A 74-year-old man was admitted to the hospital due to visual acuity impairment. Three months earlier, he underwent an uncomplicated cataract surgery. He presented with a significant visual acuity impairment (finger counting at 1 m), irritation of the right eyeball, inflammatory cells in the anterior chamber of the eye and numerous hyperechogenic densities in the vitreous chamber. The clinical features indicated late-onset bacterial endophthalmitis. The patient was qualified for vitrectomy with silicone oil tamponade. After the procedurem local stabilization was achieved. The vitreous culture was negative.

Two months later, his condition rapidly deteriorated. In the anterior chamber of the eye, fibrinous blood-stained exudate accumulated (Figure 1A), and a large pink mass appeared under the conjunctiva (Figure 1B). Ultrasound showed an infiltrate spreading from the ciliary body under the conjunctiva (Figure 1C).
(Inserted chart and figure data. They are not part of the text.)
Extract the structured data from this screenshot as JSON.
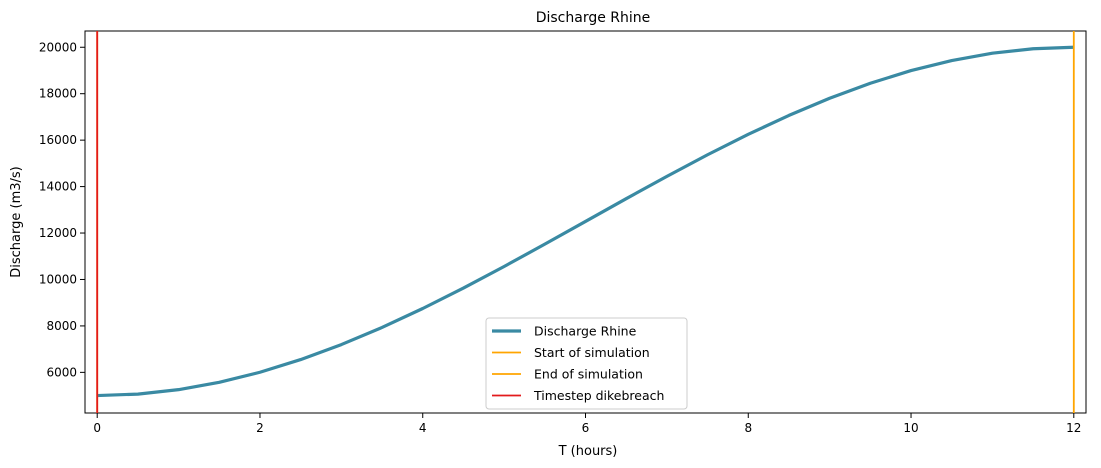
{
  "chart_data": {
    "type": "line",
    "title": "Discharge Rhine",
    "xlabel": "T (hours)",
    "ylabel": "Discharge (m3/s)",
    "xlim": [
      -0.15,
      12.15
    ],
    "ylim": [
      4250,
      20700
    ],
    "xticks": [
      0,
      2,
      4,
      6,
      8,
      10,
      12
    ],
    "yticks": [
      6000,
      8000,
      10000,
      12000,
      14000,
      16000,
      18000,
      20000
    ],
    "grid": false,
    "legend_position": "bottom-center",
    "series": [
      {
        "name": "Discharge Rhine",
        "color": "#3a8aa3",
        "x": [
          0,
          0.5,
          1,
          1.5,
          2,
          2.5,
          3,
          3.5,
          4,
          4.5,
          5,
          5.5,
          6,
          6.5,
          7,
          7.5,
          8,
          8.5,
          9,
          9.5,
          10,
          10.5,
          11,
          11.5,
          12
        ],
        "y": [
          5000,
          5064,
          5256,
          5572,
          6005,
          6550,
          7197,
          7934,
          8750,
          9629,
          10559,
          11521,
          12500,
          13479,
          14441,
          15371,
          16250,
          17066,
          17803,
          18450,
          18995,
          19428,
          19744,
          19936,
          20000
        ]
      }
    ],
    "vlines": [
      {
        "name": "Start of simulation",
        "x": 0,
        "color": "#ffa500"
      },
      {
        "name": "End of simulation",
        "x": 12,
        "color": "#ffa500"
      },
      {
        "name": "Timestep dikebreach",
        "x": 0,
        "color": "#e31a1c"
      }
    ]
  }
}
A surgical specimen was obtained. Microscopical examination showed a population of large lymphoid cells which had nuclei with few eosinophilic nucleoli and sparse cytoplasm (Figure 1D). Neoplastic cells were CD20 positive (Figure 1E) and had high Ki67 proliferation index (Figure 1F). Histopathological diagnosis of nongerminal center B cell–like (non-GCB) diffuse large B-cell lymphoma was established. Computed tomography did not reveal abnormalities in other parts of the body. After external beam radiation therapy (ocular irradiation with prophylactic central nervous system treatment, 30 Gy in 15 fractions), followed by chemotherapy (R-CHOP regimen), disease remission was achieved. At the last follow-up, 12 months after the end of treatment, the patient was in good general condition.

Figure 1. A – fibrinous blood-stained exudate accumulated in the anterior chamber of the eye (arrow); B – large pink mass under the conjunctiva (arrow); C – ultrasound scan of the anterior chamber and the base of the iris: red arrow indicates the cornea; yellow arrow, sclera; green arrow, infiltration of the ciliary body; and blue arrows, margins of the infiltrate; D – hematoxylin and eosin staining of diffuse large B-cell lymphoma; E – positive CD20 staining; F – high Ki67 proliferation index

Diffuse large B-cell lymphoma is the most common subtype of adult non-Hodgkin lymphoma. About 60% cases present primarily with lymph node disease, as a rapidly enlarging mass, located in a part of the body with multiple lymph nodes (neck, arm pits, or groin). In the remaining 40% of cases, the disease begins as an extranodal lymphoma, most commonly in the stomach. Other locations include the testicles, breasts, uterus, ovaries, kidneys, adrenal gland, thyroid gland, bone, or brain.1 Primary intraocular lymphoma is a rare malignancy and represents 1% to 2% of extranodal lymphomas.2 The tendency to mimic chronic uveitis makes intraocular lymphoma difficult to diagnose. The infiltrate of the ciliary body, found in the present case, is extremely rare. Mortality rates in primary intraocular lymphoma range between 9% and 81% in follow-up periods ranging from 12 to 35 months. A median survival of patients treated with radiotherapy alone or chemotherapy plus radiotherapy ranges from 10 to 30 months.2

In the above case, both the history and symptoms indicated late-onset bacterial endophthalmitis—a rare, but extremely dangerous, complication of surgical procedures.3 During the vitrectomy, no subretinal lesions typical of intraocular lymphoma were observed, and only changes usually seen in endophthalmitis: dense vitritis and anterior chamber inflammation. The suspicion of the lymphoma was raised after the patient’s condition worsened and a pink lesion appeared under the conjunctiva. This example shows the importance of cooperation between the ophthalmologist, pathologist, and hematologist, especially in the case of an atypical course.